Badan Gizi Nasional (BGN) telah menghentikan sementara operasional Satuan Pelayanan Pemenuhan Gizi (SPPG) di Nusa Tenggara Timur setelah ditemukan makanan tidak layak dalam Program Makan Bergizi Gratis (MBG). Keputusan ini diambil untuk melakukan investigasi lebih lanjut terhadap temuan tersebut.

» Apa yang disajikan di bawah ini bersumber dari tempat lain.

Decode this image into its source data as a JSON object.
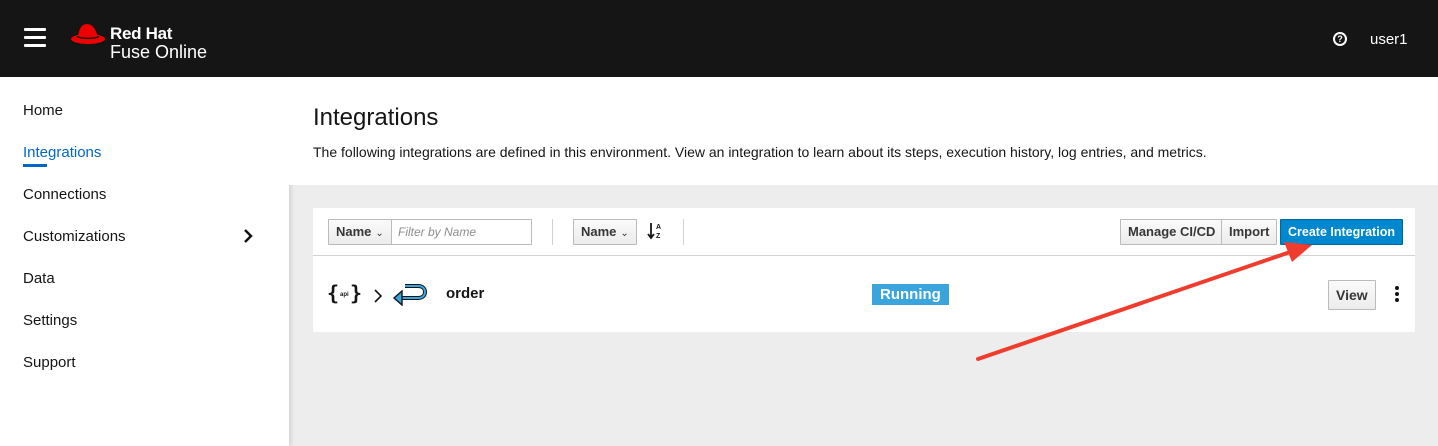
{
  "header": {
    "brand_line1": "Red Hat",
    "brand_line2": "Fuse Online",
    "help_glyph": "?",
    "username": "user1",
    "brand_color": "#ee0000"
  },
  "sidebar": {
    "items": [
      {
        "label": "Home"
      },
      {
        "label": "Integrations",
        "active": true
      },
      {
        "label": "Connections"
      },
      {
        "label": "Customizations",
        "expandable": true
      },
      {
        "label": "Data"
      },
      {
        "label": "Settings"
      },
      {
        "label": "Support"
      }
    ]
  },
  "page": {
    "title": "Integrations",
    "description": "The following integrations are defined in this environment. View an integration to learn about its steps, execution history, log entries, and metrics."
  },
  "toolbar": {
    "filter_field": "Name",
    "filter_placeholder": "Filter by Name",
    "sort_field": "Name",
    "sort_icon_text": "A Z",
    "manage_cicd_label": "Manage CI/CD",
    "import_label": "Import",
    "create_label": "Create Integration"
  },
  "integrations": [
    {
      "api_icon_text": "api",
      "name": "order",
      "status": "Running",
      "view_label": "View"
    }
  ],
  "annotation": {
    "arrow_color": "#f03c2c"
  }
}
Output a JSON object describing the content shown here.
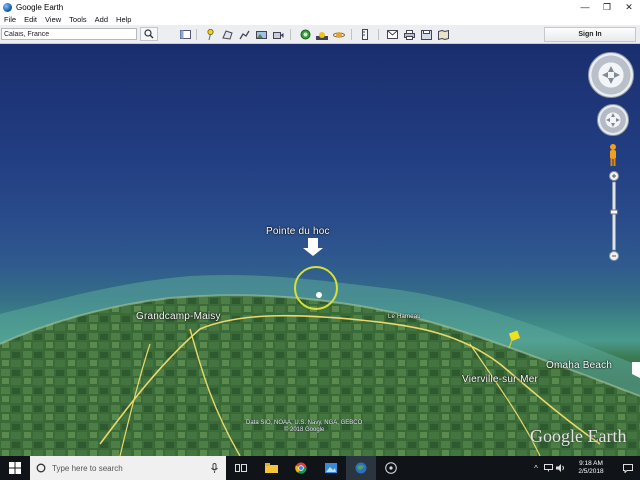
{
  "window": {
    "title": "Google Earth",
    "minimize": "—",
    "maximize": "❐",
    "close": "✕"
  },
  "menu": {
    "items": [
      "File",
      "Edit",
      "View",
      "Tools",
      "Add",
      "Help"
    ]
  },
  "search": {
    "value": "Calais, France"
  },
  "toolbar": {
    "signin_label": "Sign In"
  },
  "map": {
    "labels": {
      "pointe_du_hoc": "Pointe du hoc",
      "grandcamp": "Grandcamp-Maisy",
      "omaha": "Omaha Beach",
      "vierville": "Vierville-sur-Mer",
      "le_hameau": "Le Hameau"
    },
    "attribution_line1": "Data SIO, NOAA, U.S. Navy, NGA, GEBCO",
    "attribution_line2": "© 2018 Google",
    "logo": "Google Earth",
    "colors": {
      "ocean_deep": "#1a2e6e",
      "shore": "#4a9a8e",
      "land": "#3c6a3a",
      "road": "#e8d96a",
      "highlight_circle": "#d8e03a",
      "placemark_pin": "#f0e020"
    }
  },
  "taskbar": {
    "search_placeholder": "Type here to search",
    "time": "9:18 AM",
    "date": "2/5/2018"
  }
}
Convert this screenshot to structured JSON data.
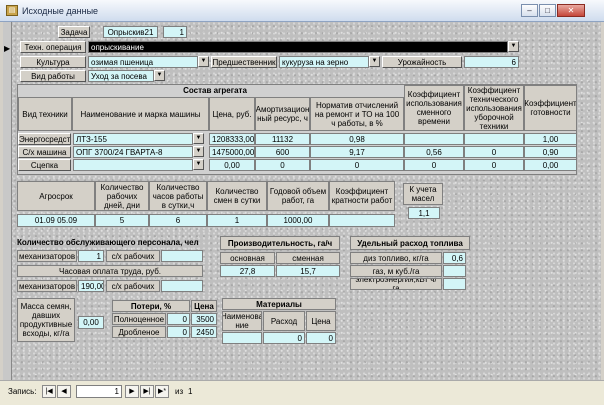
{
  "window": {
    "title": "Исходные данные",
    "icon": "access-form-icon",
    "min": "–",
    "max": "□",
    "close": "✕"
  },
  "task": {
    "label": "Задача",
    "value": "Опрыскив21",
    "number": "1"
  },
  "operation": {
    "label": "Техн. операция",
    "value": "опрыскивание"
  },
  "crop": {
    "label": "Культура",
    "value": "озимая пшеница",
    "prev_label": "Предшественник",
    "prev_value": "кукуруза на зерно",
    "yield_label": "Урожайность",
    "yield_value": "6"
  },
  "work_type": {
    "label": "Вид работы",
    "value": "Уход за посева"
  },
  "unit": {
    "title": "Состав агрегата",
    "headers": [
      "Вид техники",
      "Наименование и марка машины",
      "Цена, руб.",
      "Амортизацион ный ресурс, ч",
      "Норматив отчислений на ремонт и ТО на 100 ч работы, в %",
      "Коэффициент использования сменного времени",
      "Коэффициент технического использования уборочной техники",
      "Коэффициент готовности"
    ],
    "rows": [
      {
        "kind": "Энергосредст",
        "machine": "ЛТЗ-155",
        "price": "1208333,00",
        "resource": "11132",
        "norm": "0,98",
        "k_shift": "",
        "k_tech": "",
        "k_ready": "1,00"
      },
      {
        "kind": "С/х машина",
        "machine": "ОПГ 3700/24 ГВАРТА-8",
        "price": "1475000,00",
        "resource": "600",
        "norm": "9,17",
        "k_shift": "0,56",
        "k_tech": "0",
        "k_ready": "0,90"
      },
      {
        "kind": "Сцепка",
        "machine": "",
        "price": "0,00",
        "resource": "0",
        "norm": "0",
        "k_shift": "0",
        "k_tech": "0",
        "k_ready": "0,00"
      }
    ]
  },
  "agro": {
    "headers": [
      "Агросрок",
      "Количество рабочих дней, дни",
      "Количество часов работы в сутки,ч",
      "Количество смен в сутки",
      "Годовой объем работ, га",
      "Коэффициент кратности работ"
    ],
    "values": [
      "01.09 05.09",
      "5",
      "6",
      "1",
      "1000,00",
      ""
    ],
    "season_label": "К учета масел",
    "season_value": "1,1"
  },
  "staff": {
    "title": "Количество обслуживающего персонала, чел",
    "mech_label": "механизаторов",
    "mech_value": "1",
    "farm_label": "с/х рабочих",
    "farm_value": "",
    "wage_title": "Часовая оплата труда, руб.",
    "mech_wage_label": "механизаторов",
    "mech_wage_value": "190,00",
    "farm_wage_label": "с/х рабочих",
    "farm_wage_value": ""
  },
  "productivity": {
    "title": "Производительность, га/ч",
    "main_label": "основная",
    "shift_label": "сменная",
    "main_value": "27,8",
    "shift_value": "15,7"
  },
  "consumption": {
    "title": "Удельный расход топлива",
    "diesel_label": "диз топливо, кг/га",
    "diesel_value": "0,6",
    "gas_label": "газ, м куб./га",
    "gas_value": "",
    "power_label": "электроэнергия,кВт ч/га",
    "power_value": ""
  },
  "seed_mass": {
    "label": "Масса семян, давших продуктивные всходы, кг/га",
    "value": "0,00"
  },
  "losses": {
    "title": "Потери, %",
    "price_title": "Цена",
    "full_label": "Полноценное",
    "full_value": "0",
    "full_price": "3500",
    "crushed_label": "Дробленое",
    "crushed_value": "0",
    "crushed_price": "2450"
  },
  "materials": {
    "title": "Материалы",
    "col_name": "Наименова ние",
    "col_rate": "Расход",
    "col_price": "Цена",
    "rate_value": "0",
    "price_value": "0"
  },
  "record_nav": {
    "label": "Запись:",
    "first": "|◀",
    "prev": "◀",
    "current": "1",
    "next": "▶",
    "last": "▶|",
    "new": "▶*",
    "of_label": "из",
    "total": "1"
  }
}
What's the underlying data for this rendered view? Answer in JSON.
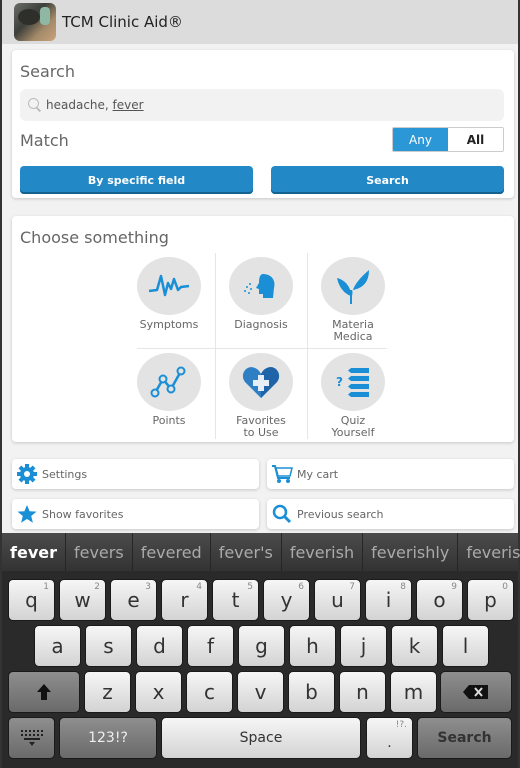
{
  "app": {
    "title": "TCM Clinic Aid®",
    "logo_icon": "herbs-mortar-logo"
  },
  "colors": {
    "accent": "#2c97d6",
    "button_blue": "#2389c6",
    "icon_blue": "#1a8fd6"
  },
  "search_card": {
    "heading": "Search",
    "input_icon": "search-icon",
    "input_value_prefix": "headache, ",
    "input_value_composing": "fever",
    "match_label": "Match",
    "match_options": [
      {
        "label": "Any",
        "selected": true
      },
      {
        "label": "All",
        "selected": false
      }
    ],
    "by_field_button": "By specific field",
    "search_button": "Search"
  },
  "choose_card": {
    "heading": "Choose something",
    "tiles": [
      {
        "label": "Symptoms",
        "icon": "heartbeat-icon"
      },
      {
        "label": "Diagnosis",
        "icon": "head-breath-icon"
      },
      {
        "label": "Materia\nMedica",
        "label_lines": [
          "Materia",
          "Medica"
        ],
        "icon": "leaf-icon"
      },
      {
        "label": "Points",
        "icon": "points-graph-icon"
      },
      {
        "label": "Favorites\nto Use",
        "label_lines": [
          "Favorites",
          "to Use"
        ],
        "icon": "heart-plus-icon"
      },
      {
        "label": "Quiz\nYourself",
        "label_lines": [
          "Quiz",
          "Yourself"
        ],
        "icon": "quiz-list-icon"
      }
    ]
  },
  "actions": [
    {
      "label": "Settings",
      "icon": "gear-icon"
    },
    {
      "label": "My cart",
      "icon": "cart-icon"
    },
    {
      "label": "Show favorites",
      "icon": "star-icon"
    },
    {
      "label": "Previous search",
      "icon": "search-icon"
    }
  ],
  "keyboard": {
    "suggestions": [
      "fever",
      "fevers",
      "fevered",
      "fever's",
      "feverish",
      "feverishly",
      "feverish"
    ],
    "row1": [
      {
        "k": "q",
        "n": "1"
      },
      {
        "k": "w",
        "n": "2"
      },
      {
        "k": "e",
        "n": "3"
      },
      {
        "k": "r",
        "n": "4"
      },
      {
        "k": "t",
        "n": "5"
      },
      {
        "k": "y",
        "n": "6"
      },
      {
        "k": "u",
        "n": "7"
      },
      {
        "k": "i",
        "n": "8"
      },
      {
        "k": "o",
        "n": "9"
      },
      {
        "k": "p",
        "n": "0"
      }
    ],
    "row2": [
      "a",
      "s",
      "d",
      "f",
      "g",
      "h",
      "j",
      "k",
      "l"
    ],
    "row3": [
      "z",
      "x",
      "c",
      "v",
      "b",
      "n",
      "m"
    ],
    "shift_icon": "shift-arrow-icon",
    "backspace_icon": "backspace-icon",
    "keyboard_hide_icon": "keyboard-hide-icon",
    "symbols_label": "123!?",
    "space_label": "Space",
    "period_label": ".",
    "period_alt": "!?.",
    "search_label": "Search"
  }
}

BGN bekerja sama dengan lembaga independen, dinas kesehatan, dan dinas pendidikan setempat untuk mengidentifikasi penyebab insiden serta memantau kondisi siswa yang terpengaruh.
Pihak BGN menyampaikan permintaan maaf kepada siswa, orang tua, pihak sekolah, dan semua pihak yang terdampak atas temuan makanan kurang layak dalam Program MBG. Keselamatan penerima manfaat diutamakan dan pihak BGN tidak akan mengizinkan kelalaian yang dapat membahayakan kesehatan.
Berbagai langkah perbaikan sudah diambil, seperti meningkatkan proses seleksi mitra penyedia makanan, meningkatkan standar kebersihan, mengawasi rantai pasokan, dan menyusun SOP berdasarkan praktik terbaik. BGN berkomitmen untuk melaksanakan Program MBG sesuai standar keamanan pangan dan memberikan manfaat maksimal tanpa risiko kesehatan. Dengan kerjasama semua pihak, diharapkan program ini dapat berjalan lancar di masa depan.